Embora tenha se passado uma semana, só agora pude escrever, não por falta de tempo, mas de coragem mesmo, uma covardia que me impedia de olhar o celular e ler as mensagens, de ligar para a família e oferecer conforto.
Falar com o tio, com a tia, com os outros primos, perguntar se estavam bem, estar como que um porto-seguro, mas não sou porto-seguro para ninguém neste momento, a morte por toda a parte fazendo o cotidiano balançar, esboroando qualquer hipótese de normalidade.Demorei a telefonar porque sabia que, no instante em que o fizesse, teria de aceitar essa morte, e não sabia se estaria pronto para isso, para que me dissessem que o primo havia ido embora sem que o visse depois de tanto tempo, que a pandemia o tinha levado, que o menino que minha mãe havia segurado nos braços era hoje um desses números que acompanho todo dia por dever de ofício, numa escalada macabra.
Meu primo era um desses, mas era também sangue do meu sangue.
As brincadeiras de infância, o jogo de bola, a praia, as tentativas fracassadas de paquera na adolescência, o tráfico que fazíamos com revistas de adultos, tudo isso subitamente ganhava uma outra camada, quase como se o passado tentasse alertar o futuro emitindo mensagens de alerta que a gente não entendia.
Antes de ontem resolvi procurá-los. Do outro lado da linha, a voz tumultuada da tia, o choro, mas também as lembranças, que são muitas e atravessam as quatro décadas de vida, as nossas famílias sempre muito próximas, quase enredadas, o destino de uma se prendendo ao da outra, a minha casa sendo a sua e a sua, a minha.

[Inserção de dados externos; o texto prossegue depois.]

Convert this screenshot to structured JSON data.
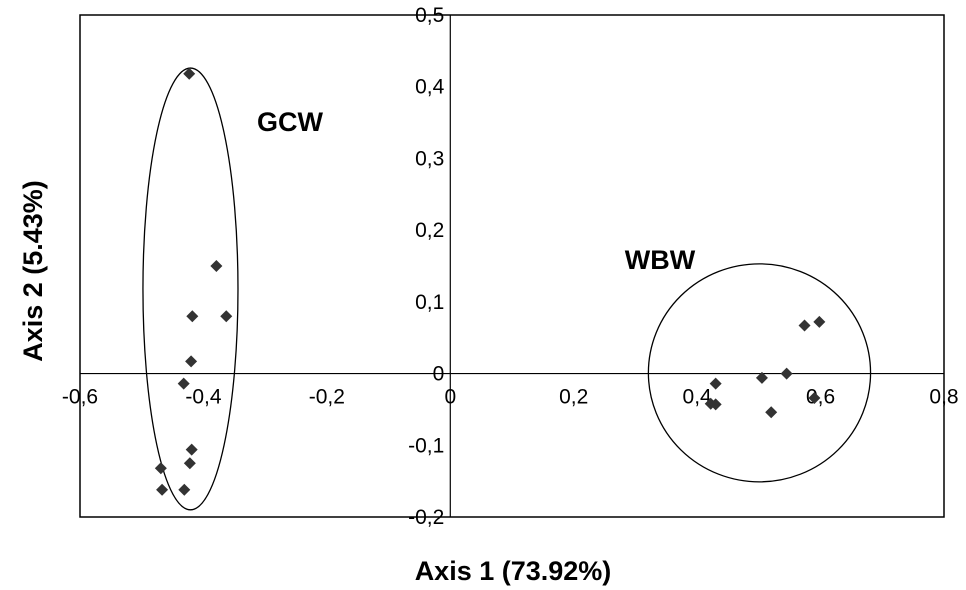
{
  "chart_data": {
    "type": "scatter",
    "title": "",
    "xlabel": "Axis 1 (73.92%)",
    "ylabel": "Axis 2 (5.43%)",
    "xlim": [
      -0.6,
      0.8
    ],
    "ylim": [
      -0.2,
      0.5
    ],
    "x_ticks": [
      -0.6,
      -0.4,
      -0.2,
      0,
      0.2,
      0.4,
      0.6,
      0.8
    ],
    "x_tick_labels": [
      "-0,6",
      "-0,4",
      "-0,2",
      "0",
      "0,2",
      "0,4",
      "0,6",
      "0,8"
    ],
    "y_ticks": [
      -0.2,
      -0.1,
      0,
      0.1,
      0.2,
      0.3,
      0.4,
      0.5
    ],
    "y_tick_labels": [
      "-0,2",
      "-0,1",
      "0",
      "0,1",
      "0,2",
      "0,3",
      "0,4",
      "0,5"
    ],
    "grid": false,
    "marker": "diamond",
    "marker_color": "#333333",
    "series": [
      {
        "name": "GCW",
        "points": [
          {
            "x": -0.423,
            "y": 0.418
          },
          {
            "x": -0.379,
            "y": 0.15
          },
          {
            "x": -0.418,
            "y": 0.08
          },
          {
            "x": -0.363,
            "y": 0.08
          },
          {
            "x": -0.42,
            "y": 0.017
          },
          {
            "x": -0.432,
            "y": -0.014
          },
          {
            "x": -0.419,
            "y": -0.106
          },
          {
            "x": -0.422,
            "y": -0.125
          },
          {
            "x": -0.469,
            "y": -0.132
          },
          {
            "x": -0.467,
            "y": -0.162
          },
          {
            "x": -0.431,
            "y": -0.162
          }
        ]
      },
      {
        "name": "WBW",
        "points": [
          {
            "x": 0.574,
            "y": 0.067
          },
          {
            "x": 0.598,
            "y": 0.072
          },
          {
            "x": 0.545,
            "y": 0.0
          },
          {
            "x": 0.505,
            "y": -0.006
          },
          {
            "x": 0.43,
            "y": -0.014
          },
          {
            "x": 0.422,
            "y": -0.042
          },
          {
            "x": 0.43,
            "y": -0.043
          },
          {
            "x": 0.52,
            "y": -0.054
          },
          {
            "x": 0.59,
            "y": -0.034
          }
        ]
      }
    ],
    "annotations": [
      {
        "text": "GCW",
        "shape": "ellipse",
        "cx": -0.421,
        "cy": 0.118,
        "rx": 0.077,
        "ry": 0.308
      },
      {
        "text": "WBW",
        "shape": "ellipse",
        "cx": 0.501,
        "cy": 0.001,
        "rx": 0.18,
        "ry": 0.152
      }
    ]
  }
}
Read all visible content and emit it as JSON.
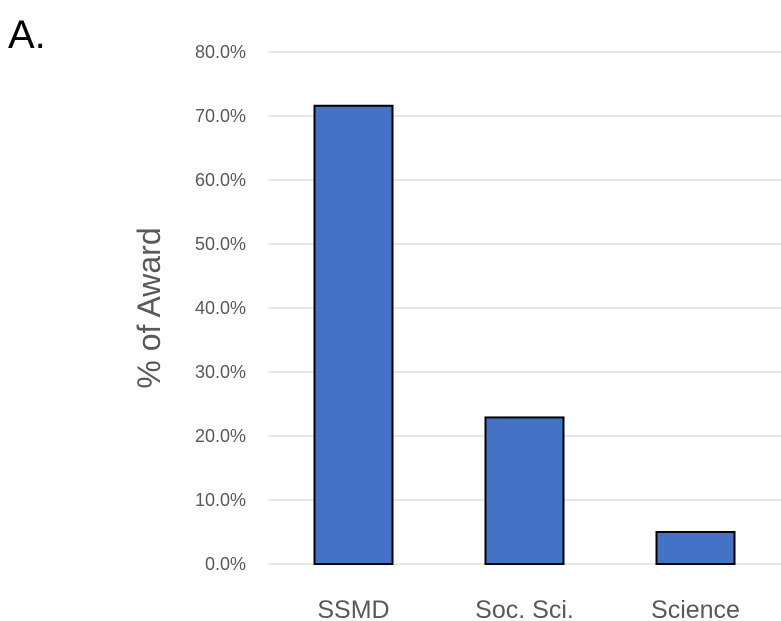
{
  "panel_label": "A.",
  "chart_data": {
    "type": "bar",
    "categories": [
      "SSMD",
      "Soc. Sci.",
      "Science"
    ],
    "values": [
      71.6,
      22.9,
      5.0
    ],
    "ylabel": "% of Award",
    "xlabel": "",
    "ylim": [
      0,
      80
    ],
    "yticks": [
      0,
      10,
      20,
      30,
      40,
      50,
      60,
      70,
      80
    ],
    "ytick_labels": [
      "0.0%",
      "10.0%",
      "20.0%",
      "30.0%",
      "40.0%",
      "50.0%",
      "60.0%",
      "70.0%",
      "80.0%"
    ],
    "grid": true,
    "legend": "none",
    "bar_color": "#4472c4"
  }
}
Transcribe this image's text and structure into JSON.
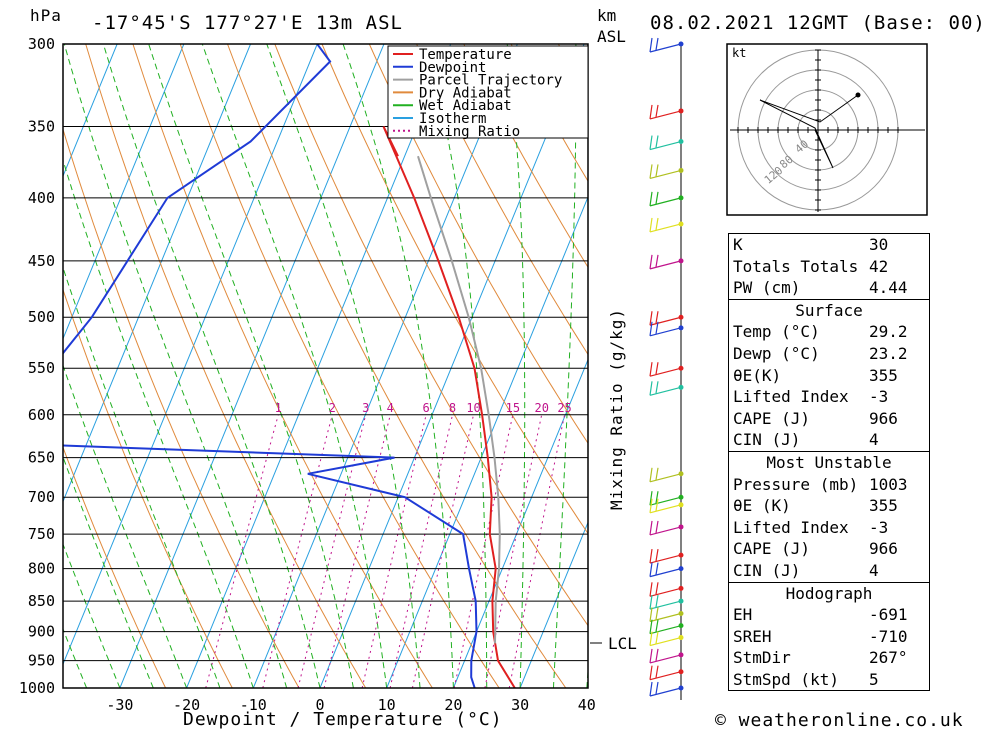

Até as roupas partilhadas, o que me servia ou que lhe servia uma hora acabava usado num guarda-roupa comum.
Depois disso a tia ainda enviou fotos. Nelas aparecemos muito jovens, com camisas de time de futebol e sorridentes, conversando com as tias e as primas. Rimos, sabe-se lá do quê, não havia preocupação senão a rodada do campeonato e o cartucho de videogame que iríamos alugar.
Tínhamos ambos entre 14 e 15 anos, eu mais espichado, você o menor da turma, mas sempre precipitado, impetuoso; hoje entendo que era pressa, uma quase agonia de estar antes de todos em algum lugar.
E isso o levou a saltar de paraquedas, a praticar esportes que eu nem sonhava em fazer, a percorrer e visitar cidades, num roteiro ininterrupto e sempre frenético. Por que essa agonia, eu perguntava à mãe, que dizia que você era assim desde pequeno, um menino assustado, mas corajoso também.
E então falou do episódio da avó, lembra dele? Dormimos todos, e, alta madrugada, a avó roncando a sono solto, você acorda entre gritos e corre ao quintal supondo que ali havia uma vaca mugindo muito alto, mas era apenas a avó no quarto vizinho.
No dia seguinte gargalhamos com essa história, a vó sem acreditar que pudesse ter sido confundida com uma vaca. Hoje sei que ela ri ainda, porque fez essa passagem antes de você e por isso também fico feliz.
Feliz que a avó tenha ido antes da pandemia, que essa doença não a tenha alcançado e lhe engolido o ar dos pulmões. Triste porque não conheceu minha filha, mas conformado porque driblou essa peste.
E feliz também porque, no telefone, a tia me contou que levaram você ao lugar onde a avó está, os dois muito pertinho, como se conversassem lado a lado, como você fazia quando ia lá em casa. Sentava na beirada da rede dela e emendava uma história na outra, a avó rindo das piadas e das brincadeiras que você sabia contar tão bem e das quais sinto agora falta.